Key figures at the Bank of England have claimed that they would move “sooner rather than later” in order to counteract growing household debt, which it identifies as a major threat to the UK’s financial stability.
Such is the view of Sir Jon Cunliffe, the deputy governor of the Bank who made a speech in London to underline how the high level of debt to income made British financial markets vulnerable to crises.
The bold claim follows research from 2015 carried out by the Building Societies Association, which discovered that over half of borrowers believe they will struggle to meet, or fall behind on, mortgage repayments if the Bank decided to raise interest rates.
Speaking to financial experts in the capital, Sir Jon said: “We are now back to early 2000s levels of debt to income and income gearing. Household debt, household balance sheets, however, remain large by historic standards. The position is sensitive to the unwinding, were it to occur, of some of the forces that pushed rates down over the past 40 years.
“And of course we remain vulnerable to the resumption of the rates of credit growth, driven by the housing market, seen in the ten-year upswing of the last cycle.”
He added that the “vulnerability” that exists in the UK – specifically that affecting the notoriously unpredictable housing market – and if credit once again started to grow faster than the national GDP, it would be prudent of the Bank to consider preventative action, rather than a cure much further down the line.

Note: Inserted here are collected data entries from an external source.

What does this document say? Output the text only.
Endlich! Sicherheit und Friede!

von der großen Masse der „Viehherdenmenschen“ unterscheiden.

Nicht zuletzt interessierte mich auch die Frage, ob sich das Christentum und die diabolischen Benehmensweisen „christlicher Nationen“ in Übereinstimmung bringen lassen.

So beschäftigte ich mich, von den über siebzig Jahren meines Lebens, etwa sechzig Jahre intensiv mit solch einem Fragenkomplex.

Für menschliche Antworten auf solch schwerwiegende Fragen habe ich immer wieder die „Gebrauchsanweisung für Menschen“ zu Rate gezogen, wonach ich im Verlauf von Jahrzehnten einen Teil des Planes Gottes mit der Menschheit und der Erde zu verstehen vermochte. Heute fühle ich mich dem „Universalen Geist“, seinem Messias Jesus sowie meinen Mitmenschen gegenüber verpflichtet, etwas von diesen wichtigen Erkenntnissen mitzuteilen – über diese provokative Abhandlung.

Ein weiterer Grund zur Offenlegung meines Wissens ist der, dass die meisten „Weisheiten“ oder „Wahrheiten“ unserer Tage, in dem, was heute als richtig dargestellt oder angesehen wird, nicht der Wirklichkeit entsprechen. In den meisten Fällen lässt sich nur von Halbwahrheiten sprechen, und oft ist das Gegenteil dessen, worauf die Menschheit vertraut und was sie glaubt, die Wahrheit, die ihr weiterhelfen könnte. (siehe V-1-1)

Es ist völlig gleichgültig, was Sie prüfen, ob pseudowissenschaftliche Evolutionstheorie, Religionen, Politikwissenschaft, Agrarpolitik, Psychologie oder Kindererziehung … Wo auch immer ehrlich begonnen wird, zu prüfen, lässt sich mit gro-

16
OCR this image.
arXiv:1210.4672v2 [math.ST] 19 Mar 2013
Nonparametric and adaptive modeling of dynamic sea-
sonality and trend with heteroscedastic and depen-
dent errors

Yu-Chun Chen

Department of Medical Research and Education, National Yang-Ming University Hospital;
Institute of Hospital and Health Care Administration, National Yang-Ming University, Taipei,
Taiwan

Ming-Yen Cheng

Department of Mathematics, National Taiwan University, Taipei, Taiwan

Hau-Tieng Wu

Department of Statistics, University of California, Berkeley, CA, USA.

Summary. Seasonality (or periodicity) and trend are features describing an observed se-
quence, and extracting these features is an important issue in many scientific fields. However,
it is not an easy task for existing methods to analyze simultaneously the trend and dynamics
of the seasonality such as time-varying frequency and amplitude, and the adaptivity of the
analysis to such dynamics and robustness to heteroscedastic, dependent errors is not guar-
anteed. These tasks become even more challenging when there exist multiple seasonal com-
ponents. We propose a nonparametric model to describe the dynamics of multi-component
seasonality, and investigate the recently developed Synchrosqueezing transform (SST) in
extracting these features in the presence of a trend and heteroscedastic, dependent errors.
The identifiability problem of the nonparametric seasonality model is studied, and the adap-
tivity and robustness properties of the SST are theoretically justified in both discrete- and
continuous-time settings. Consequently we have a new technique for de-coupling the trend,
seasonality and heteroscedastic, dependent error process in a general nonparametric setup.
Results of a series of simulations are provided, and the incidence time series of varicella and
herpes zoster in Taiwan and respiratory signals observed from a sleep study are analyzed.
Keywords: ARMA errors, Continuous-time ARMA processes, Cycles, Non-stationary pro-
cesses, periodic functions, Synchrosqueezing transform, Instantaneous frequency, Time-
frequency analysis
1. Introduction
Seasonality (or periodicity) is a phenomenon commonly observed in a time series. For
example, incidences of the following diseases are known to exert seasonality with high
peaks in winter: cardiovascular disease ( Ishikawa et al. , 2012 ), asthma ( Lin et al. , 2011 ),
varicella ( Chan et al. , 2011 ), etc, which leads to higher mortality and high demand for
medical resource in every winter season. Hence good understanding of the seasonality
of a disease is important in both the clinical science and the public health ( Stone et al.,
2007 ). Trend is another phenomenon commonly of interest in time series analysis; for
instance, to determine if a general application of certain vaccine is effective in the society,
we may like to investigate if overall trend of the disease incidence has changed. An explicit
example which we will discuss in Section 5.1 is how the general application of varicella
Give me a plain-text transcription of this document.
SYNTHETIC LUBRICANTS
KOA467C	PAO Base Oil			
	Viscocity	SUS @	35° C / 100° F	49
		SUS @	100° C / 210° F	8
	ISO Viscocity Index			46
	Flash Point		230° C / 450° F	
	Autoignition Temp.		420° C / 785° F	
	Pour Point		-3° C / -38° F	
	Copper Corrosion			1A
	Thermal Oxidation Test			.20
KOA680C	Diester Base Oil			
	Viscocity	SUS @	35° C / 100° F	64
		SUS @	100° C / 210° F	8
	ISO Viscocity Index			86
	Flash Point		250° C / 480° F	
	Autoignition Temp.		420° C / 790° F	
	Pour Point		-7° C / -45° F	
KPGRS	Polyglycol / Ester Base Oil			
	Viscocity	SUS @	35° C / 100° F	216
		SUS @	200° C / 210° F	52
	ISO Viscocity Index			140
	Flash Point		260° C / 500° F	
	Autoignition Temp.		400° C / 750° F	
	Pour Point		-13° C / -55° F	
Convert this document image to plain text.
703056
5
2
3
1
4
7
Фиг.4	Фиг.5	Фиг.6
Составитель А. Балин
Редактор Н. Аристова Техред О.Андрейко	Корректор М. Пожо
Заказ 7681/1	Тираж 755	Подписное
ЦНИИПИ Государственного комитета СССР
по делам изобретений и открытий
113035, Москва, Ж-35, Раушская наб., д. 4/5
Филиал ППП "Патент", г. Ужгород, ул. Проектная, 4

Nonetheless, Sir Jon was keen to underline that people should not necessarily consider all debt as bad. He said: “It is an essential part of what makes modern economies grow. It facilitates consumption smoothing, house purchases, investment and risk management. The last eight years have demonstrated what happens to the economy when the credit mechanism is badly damaged.”
Earlier this month, Prudential revealed that people retiring in 2016 will face £3,000 less debt than those who retired in 2015, and that one in five people leaving the world of work this year believe they will be in debt. While the average debt figure has dropped, the organisation still highlighted that those owing money have an average of £18,800 to clear before they are in the black.